At first glance, “Lost Girl” looks like another one of those Canadian imports picked up mostly for financial reasons. The pilot, however, proves unexpectedly fun — a sort of diluted version of “True Blood,” about a Succubus coming to grips with her own lethal attributes and origins. Granted, the pilot spends a lot of time explaining the rules (Succubi lack the familiarity of vampires and zombies), but the show has wit, style and an enticing lead in the leather-clad Anna Silk. Original it’s not, but “Lost Girl” doesn’t suck.
Silk’s Bo is introduced tending bar, where she intervenes to prevent a young girl, Kenzi (Ksenia Solo), from becoming a victim after her drink’s spiked with a date-rape drug.

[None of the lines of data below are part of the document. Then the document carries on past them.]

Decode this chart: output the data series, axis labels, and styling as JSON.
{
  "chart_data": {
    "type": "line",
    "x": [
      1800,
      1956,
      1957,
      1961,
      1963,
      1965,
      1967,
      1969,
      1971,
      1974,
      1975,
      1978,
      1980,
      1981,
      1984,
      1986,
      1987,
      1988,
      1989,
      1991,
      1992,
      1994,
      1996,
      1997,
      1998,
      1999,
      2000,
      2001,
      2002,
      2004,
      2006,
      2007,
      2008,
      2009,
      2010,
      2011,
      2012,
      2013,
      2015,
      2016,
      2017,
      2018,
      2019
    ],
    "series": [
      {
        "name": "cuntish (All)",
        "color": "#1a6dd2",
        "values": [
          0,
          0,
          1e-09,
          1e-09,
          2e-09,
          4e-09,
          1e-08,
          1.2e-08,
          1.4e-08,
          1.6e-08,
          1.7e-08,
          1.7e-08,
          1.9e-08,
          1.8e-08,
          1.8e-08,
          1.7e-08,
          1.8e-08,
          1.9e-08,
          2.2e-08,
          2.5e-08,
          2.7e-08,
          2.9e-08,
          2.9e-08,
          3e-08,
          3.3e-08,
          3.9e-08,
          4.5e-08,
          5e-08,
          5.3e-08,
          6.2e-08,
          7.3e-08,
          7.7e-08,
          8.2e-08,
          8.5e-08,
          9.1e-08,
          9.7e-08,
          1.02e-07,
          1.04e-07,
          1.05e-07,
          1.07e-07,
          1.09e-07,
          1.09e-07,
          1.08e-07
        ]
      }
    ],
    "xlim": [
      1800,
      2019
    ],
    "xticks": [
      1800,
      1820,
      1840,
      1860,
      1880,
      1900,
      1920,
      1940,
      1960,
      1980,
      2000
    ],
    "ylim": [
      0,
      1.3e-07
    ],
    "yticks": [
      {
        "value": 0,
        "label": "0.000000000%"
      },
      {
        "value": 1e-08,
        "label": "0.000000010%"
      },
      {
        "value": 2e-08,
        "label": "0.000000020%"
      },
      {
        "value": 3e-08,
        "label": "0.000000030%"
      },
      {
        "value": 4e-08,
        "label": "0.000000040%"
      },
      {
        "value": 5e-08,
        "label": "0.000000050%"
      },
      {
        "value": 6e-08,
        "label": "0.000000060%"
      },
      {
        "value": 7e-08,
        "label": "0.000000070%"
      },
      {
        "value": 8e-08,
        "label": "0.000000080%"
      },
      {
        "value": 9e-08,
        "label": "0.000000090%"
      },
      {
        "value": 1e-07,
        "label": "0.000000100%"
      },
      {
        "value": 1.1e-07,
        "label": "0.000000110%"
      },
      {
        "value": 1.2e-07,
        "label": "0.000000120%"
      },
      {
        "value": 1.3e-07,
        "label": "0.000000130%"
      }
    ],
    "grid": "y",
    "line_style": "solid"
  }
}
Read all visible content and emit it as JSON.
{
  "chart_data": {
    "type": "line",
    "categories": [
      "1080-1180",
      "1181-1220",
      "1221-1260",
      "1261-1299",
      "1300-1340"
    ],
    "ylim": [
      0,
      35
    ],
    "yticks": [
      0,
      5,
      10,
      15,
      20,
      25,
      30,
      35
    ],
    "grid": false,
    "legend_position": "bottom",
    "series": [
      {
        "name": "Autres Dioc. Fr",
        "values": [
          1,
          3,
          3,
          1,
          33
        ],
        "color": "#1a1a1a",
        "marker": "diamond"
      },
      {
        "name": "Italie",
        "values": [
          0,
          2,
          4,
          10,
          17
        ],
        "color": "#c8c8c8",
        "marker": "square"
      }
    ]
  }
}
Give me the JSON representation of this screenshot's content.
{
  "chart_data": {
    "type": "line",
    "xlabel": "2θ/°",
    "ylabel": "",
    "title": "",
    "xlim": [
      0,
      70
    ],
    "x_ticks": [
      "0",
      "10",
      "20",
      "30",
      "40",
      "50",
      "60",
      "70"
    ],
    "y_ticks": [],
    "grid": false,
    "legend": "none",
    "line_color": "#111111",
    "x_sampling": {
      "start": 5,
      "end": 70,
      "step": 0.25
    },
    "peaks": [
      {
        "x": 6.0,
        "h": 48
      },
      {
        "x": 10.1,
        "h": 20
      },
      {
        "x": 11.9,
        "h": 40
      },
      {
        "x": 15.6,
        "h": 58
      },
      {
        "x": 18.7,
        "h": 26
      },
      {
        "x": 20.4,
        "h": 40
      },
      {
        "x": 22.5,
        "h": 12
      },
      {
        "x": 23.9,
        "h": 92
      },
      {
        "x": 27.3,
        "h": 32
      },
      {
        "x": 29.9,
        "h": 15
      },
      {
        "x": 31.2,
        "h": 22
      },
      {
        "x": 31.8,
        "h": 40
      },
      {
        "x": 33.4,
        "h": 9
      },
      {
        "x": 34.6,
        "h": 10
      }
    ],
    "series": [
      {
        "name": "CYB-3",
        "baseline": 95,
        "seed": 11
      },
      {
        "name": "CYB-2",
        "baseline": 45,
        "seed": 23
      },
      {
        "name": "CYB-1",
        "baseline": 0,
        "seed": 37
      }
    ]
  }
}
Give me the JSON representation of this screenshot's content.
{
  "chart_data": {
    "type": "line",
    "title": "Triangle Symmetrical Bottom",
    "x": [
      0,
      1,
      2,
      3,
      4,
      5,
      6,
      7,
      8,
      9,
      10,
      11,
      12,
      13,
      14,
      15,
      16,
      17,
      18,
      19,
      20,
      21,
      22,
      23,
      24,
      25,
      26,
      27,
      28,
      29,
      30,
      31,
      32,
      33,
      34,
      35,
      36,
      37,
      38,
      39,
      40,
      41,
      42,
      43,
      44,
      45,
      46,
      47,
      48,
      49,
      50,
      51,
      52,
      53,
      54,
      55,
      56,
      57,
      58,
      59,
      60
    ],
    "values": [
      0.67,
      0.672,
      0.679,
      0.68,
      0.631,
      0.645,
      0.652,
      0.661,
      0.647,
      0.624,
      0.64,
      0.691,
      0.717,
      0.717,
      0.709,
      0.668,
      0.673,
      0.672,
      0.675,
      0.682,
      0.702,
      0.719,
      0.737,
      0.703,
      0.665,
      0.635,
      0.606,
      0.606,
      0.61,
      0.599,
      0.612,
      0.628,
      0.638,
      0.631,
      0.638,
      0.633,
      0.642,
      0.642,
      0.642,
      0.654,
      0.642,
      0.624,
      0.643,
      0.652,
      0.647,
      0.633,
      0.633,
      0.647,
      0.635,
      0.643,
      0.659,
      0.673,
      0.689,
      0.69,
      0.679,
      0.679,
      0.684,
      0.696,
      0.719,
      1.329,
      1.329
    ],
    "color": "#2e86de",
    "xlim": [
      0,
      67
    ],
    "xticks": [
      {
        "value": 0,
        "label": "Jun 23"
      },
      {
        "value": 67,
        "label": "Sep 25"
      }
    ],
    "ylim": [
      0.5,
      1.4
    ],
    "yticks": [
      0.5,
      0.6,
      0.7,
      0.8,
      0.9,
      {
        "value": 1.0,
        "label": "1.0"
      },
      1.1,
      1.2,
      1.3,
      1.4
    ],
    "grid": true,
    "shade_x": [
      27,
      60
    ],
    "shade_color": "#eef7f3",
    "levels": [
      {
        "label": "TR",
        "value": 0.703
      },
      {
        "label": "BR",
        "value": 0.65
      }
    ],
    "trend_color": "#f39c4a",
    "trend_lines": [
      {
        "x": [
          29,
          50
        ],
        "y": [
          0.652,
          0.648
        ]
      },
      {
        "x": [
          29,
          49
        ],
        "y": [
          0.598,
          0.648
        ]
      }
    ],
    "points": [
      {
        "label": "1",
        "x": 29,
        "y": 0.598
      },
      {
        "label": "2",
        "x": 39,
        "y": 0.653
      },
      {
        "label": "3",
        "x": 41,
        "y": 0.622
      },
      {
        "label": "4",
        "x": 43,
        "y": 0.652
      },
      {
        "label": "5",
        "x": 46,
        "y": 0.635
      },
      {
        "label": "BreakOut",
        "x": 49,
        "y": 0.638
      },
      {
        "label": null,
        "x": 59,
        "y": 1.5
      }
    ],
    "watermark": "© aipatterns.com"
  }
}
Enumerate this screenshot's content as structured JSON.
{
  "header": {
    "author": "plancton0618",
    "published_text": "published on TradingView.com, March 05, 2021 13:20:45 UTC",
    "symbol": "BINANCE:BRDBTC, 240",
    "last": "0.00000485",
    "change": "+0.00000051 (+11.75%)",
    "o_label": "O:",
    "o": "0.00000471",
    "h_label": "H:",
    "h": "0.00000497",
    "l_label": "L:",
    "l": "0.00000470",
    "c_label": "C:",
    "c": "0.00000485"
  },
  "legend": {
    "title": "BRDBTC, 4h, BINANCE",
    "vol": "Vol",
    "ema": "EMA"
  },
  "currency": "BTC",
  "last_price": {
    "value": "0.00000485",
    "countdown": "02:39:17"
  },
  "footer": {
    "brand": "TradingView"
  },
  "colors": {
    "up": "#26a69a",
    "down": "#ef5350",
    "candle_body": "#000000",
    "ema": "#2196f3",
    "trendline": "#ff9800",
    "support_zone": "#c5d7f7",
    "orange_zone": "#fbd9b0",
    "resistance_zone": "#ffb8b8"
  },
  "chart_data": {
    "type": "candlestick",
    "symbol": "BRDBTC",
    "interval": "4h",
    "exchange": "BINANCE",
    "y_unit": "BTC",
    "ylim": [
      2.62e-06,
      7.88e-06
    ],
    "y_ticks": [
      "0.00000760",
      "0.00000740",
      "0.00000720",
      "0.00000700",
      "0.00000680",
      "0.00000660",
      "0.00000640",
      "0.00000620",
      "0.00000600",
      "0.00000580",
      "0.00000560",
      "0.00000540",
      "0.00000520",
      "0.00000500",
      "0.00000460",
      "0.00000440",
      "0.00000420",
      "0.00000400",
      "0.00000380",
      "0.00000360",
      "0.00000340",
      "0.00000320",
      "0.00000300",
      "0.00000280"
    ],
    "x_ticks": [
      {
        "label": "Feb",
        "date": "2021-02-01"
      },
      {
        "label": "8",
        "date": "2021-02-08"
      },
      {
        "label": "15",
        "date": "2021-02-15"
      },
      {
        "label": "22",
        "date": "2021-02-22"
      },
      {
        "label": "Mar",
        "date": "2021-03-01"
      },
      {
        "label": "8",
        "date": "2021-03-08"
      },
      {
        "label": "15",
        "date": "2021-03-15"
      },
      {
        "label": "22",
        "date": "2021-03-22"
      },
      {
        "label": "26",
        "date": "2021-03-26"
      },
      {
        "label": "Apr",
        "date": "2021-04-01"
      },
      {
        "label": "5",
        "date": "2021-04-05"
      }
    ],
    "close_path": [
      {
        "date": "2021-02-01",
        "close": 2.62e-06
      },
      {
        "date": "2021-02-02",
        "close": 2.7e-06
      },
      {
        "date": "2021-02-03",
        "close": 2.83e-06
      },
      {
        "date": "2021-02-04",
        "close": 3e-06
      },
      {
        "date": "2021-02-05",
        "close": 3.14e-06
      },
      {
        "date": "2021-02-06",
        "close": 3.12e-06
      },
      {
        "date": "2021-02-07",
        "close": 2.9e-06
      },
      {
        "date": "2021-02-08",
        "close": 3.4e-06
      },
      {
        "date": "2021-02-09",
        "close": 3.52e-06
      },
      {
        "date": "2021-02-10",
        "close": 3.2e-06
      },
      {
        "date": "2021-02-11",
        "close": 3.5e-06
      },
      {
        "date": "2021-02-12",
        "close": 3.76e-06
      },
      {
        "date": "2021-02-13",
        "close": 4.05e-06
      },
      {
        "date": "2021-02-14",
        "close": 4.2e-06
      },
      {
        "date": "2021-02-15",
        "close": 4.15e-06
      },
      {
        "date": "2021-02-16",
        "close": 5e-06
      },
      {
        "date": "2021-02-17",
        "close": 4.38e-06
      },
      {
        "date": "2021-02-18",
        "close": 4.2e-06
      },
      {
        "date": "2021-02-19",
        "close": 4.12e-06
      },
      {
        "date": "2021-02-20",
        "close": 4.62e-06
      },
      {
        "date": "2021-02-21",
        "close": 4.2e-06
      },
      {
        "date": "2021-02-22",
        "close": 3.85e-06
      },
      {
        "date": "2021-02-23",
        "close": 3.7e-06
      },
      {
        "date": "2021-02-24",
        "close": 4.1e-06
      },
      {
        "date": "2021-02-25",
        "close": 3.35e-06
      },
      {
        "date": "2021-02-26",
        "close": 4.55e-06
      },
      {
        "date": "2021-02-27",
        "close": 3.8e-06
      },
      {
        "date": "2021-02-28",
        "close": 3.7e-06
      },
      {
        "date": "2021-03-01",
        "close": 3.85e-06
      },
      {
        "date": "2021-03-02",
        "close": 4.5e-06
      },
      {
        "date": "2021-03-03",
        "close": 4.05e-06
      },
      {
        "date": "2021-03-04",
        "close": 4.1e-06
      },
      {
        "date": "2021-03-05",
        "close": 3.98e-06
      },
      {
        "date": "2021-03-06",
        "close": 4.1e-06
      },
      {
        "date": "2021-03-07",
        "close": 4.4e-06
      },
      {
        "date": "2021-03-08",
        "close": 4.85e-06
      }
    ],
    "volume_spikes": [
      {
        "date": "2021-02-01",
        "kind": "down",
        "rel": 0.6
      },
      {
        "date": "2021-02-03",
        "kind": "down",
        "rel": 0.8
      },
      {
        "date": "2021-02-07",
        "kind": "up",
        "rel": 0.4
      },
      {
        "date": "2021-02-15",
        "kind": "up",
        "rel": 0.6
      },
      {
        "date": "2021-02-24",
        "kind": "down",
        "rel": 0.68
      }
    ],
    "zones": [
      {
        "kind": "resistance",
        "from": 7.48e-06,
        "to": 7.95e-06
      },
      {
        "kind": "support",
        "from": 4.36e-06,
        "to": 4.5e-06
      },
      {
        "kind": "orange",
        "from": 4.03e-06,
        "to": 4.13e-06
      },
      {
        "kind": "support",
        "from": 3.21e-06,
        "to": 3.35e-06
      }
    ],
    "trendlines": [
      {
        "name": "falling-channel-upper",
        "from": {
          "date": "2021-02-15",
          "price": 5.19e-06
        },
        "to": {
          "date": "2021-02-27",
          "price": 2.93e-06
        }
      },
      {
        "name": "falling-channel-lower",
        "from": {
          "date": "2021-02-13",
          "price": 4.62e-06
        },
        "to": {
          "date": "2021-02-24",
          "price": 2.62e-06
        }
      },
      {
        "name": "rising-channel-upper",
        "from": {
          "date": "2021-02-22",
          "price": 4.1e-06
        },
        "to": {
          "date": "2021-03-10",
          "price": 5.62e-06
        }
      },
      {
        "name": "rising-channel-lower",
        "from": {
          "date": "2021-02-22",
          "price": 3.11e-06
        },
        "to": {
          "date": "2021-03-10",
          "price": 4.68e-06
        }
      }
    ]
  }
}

Yet when she kisses the perp, she draws his very essence out of him, to the point where he withers and dies.
“I sort of drain people,” Bo explains to Kenzi, who manages to document the moment on her cellphone.
Bo’s actions also arouse attention from a detective, Dyson (Kris Holden-Ried), who turns out to be working on behalf of the Fae, a species of Succubi living among — and preying upon — humans, putting the truth in ancient folklore. But until now, Bo had no idea who she or what she is, suddenly thrusting her into a long-simmering skirmish between Dark and Light Fae, with only the uneasy truce between the dueling factions preventing all hell from breaking loose.
Series creator Michelle Lovretta dangles lots of portentous dialogue — lines like, “It’s beginning, then,” and, “What’s meant to be, must be.” Most of it hinges on Bo being highly important in the bigger scheme of things, even as she’s put through a series of tests by the Fae, and starts seeking answers about her past.
Obviously, this sort of outsider-unaware-of-her-destiny plot is hardly new, any more than the “Xena, Warrior Princess” buddy dynamic that emerges between Bo and Kenzi.
Still, “Lost Girl” is stylishly done, and happily doesn’t take itself too seriously, with Bo referring to one Fae’s abode as “early Tolkien.” Bo also describes a kiss from another Succubus as “like the Fourth of July in my mouth.”
The merits aside, the show nearly bogs down in the second hour trying to explain its arcane mythology, and still remains fuzzy on what happens if, say, Bo doesn’t satiate her hunger. How long can a Succubus go without, er, eating?
Fortunately, Silk (whose resume includes “Ghost Whisperer”) provides the requisite mix of seductiveness and danger, establishing a character that could connect with the core of the Syfy crowd — particularly those who already know that “Succubi” is the plural version of her condition.
“Lost Girl” isn’t a great show, certainly, but for those who appreciate such fare, it’s a respectable addition to their genre menu, if not likely to become many people’s fae-vorite.